A fine aprile del 1985 Pippo Marra lo chiamò come condirettore dell’agenzia Adn-Kronos. Sulla nomina Mina era scettico (“Glielo dissi che non potevo condividere completamente la decisione di accettare”). La questione si risolse però in ventiquattr’ore. Don Virgilio si presentò a una redazione molto perplessa per il fatto di trovarsi un sacerdote come condirettore. Il Partito socialista italiano (partito di riferimento dell’agenzia) emise una nota molto dura di protesta. Don Levi rinunciò. “Mi disse il giorno dopo: La pratica Adn-Kronos è superata”. Dall’inizio del 1987 (fino al pensionamento nel 1999) fu poi direttore dell’Ufficio comunicazioni sociali della diocesi di Roma.

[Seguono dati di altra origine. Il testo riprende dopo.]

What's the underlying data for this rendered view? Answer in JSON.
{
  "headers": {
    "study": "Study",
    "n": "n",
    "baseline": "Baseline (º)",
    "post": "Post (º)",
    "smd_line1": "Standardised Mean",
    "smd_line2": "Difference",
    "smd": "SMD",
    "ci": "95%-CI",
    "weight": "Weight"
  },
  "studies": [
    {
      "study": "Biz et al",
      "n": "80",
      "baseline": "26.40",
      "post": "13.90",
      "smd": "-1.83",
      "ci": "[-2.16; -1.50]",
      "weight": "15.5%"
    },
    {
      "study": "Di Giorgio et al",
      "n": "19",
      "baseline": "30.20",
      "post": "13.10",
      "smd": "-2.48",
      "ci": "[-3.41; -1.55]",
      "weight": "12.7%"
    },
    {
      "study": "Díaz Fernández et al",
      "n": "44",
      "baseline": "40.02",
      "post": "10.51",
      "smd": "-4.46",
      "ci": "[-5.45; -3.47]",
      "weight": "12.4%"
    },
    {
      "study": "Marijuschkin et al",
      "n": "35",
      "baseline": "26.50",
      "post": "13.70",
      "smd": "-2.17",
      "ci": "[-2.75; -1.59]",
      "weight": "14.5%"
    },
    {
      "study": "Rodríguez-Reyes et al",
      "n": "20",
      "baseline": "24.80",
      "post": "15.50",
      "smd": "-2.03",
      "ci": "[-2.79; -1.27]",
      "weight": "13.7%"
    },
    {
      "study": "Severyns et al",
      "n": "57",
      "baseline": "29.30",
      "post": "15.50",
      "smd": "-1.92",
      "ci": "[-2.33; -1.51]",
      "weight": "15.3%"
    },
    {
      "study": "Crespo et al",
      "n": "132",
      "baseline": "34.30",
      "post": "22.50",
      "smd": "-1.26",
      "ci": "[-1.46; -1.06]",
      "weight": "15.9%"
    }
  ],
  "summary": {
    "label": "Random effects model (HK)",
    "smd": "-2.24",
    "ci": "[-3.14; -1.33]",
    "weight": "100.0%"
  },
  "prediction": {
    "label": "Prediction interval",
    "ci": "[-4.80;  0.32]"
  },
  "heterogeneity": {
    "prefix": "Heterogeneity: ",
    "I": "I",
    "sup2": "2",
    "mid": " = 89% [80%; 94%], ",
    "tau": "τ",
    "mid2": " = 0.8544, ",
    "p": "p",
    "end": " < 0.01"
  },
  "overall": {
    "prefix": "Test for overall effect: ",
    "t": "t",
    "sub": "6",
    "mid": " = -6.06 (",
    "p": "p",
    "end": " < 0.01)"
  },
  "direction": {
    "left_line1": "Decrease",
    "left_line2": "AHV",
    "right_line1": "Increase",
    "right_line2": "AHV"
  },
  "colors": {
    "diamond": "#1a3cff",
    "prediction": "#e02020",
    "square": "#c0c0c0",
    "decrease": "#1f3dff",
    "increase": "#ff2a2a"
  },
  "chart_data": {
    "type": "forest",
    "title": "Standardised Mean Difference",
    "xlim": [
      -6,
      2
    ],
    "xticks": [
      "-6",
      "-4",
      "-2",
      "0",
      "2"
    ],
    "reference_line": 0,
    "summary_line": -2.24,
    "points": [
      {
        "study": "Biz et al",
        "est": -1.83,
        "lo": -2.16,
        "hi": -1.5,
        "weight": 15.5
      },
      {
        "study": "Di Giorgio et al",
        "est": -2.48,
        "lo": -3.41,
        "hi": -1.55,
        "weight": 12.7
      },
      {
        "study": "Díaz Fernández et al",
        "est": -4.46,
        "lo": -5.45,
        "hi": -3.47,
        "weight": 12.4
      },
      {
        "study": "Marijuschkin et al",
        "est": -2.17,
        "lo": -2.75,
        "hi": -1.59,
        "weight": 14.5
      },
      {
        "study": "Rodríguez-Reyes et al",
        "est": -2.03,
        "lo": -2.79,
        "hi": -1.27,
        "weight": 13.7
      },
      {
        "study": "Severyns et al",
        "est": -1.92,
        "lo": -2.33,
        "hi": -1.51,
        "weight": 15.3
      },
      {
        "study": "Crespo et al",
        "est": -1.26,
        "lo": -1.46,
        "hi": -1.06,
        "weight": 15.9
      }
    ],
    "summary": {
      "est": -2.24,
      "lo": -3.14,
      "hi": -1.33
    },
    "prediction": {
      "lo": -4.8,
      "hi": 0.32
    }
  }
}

Emilio Mina parlò al telefono con don Levi quattro giorni prima che morisse, il 19 gennaio 2002: “Discutemmo di Berlusconi, non tanto della persona, quanto del sistema politico bipolare che aveva in qualche modo inaugurato. Don Virgilio era scettico sul buon funzionamento di tale sistema. E mi disse: Ce ne accorgeremo tra alcuni anni”.
Ci avviamo al termine della conversazione con il nostro interlocutore: “Una delle cose che don Virgilio mi ha trasmesso è l’amore per la musica classica, liturgica, popolare. Già a Campodolcino cantavamo molto. A Roma ricordo che una volta mi invitò a un concerto natalizio in una chiesa bellissima: musica indimenticabile. Amava la vita in tutte le sue sfaccettature. Al Tennis Club Ambrosiano di Milano ce lo rammentiamo ancora per la ‘lezione’ in cui ci fece assaporare da lontano i tesori della Cappella Sistina. Aveva un grande dono: sapeva far vivere in tutti quelli che lo ascoltavano ciò che illustrava con una passione e una competenza rare, frutto del suo approccio positivo e vitale alle cose del mondo. Mai dimenticando però di guardare in alto”.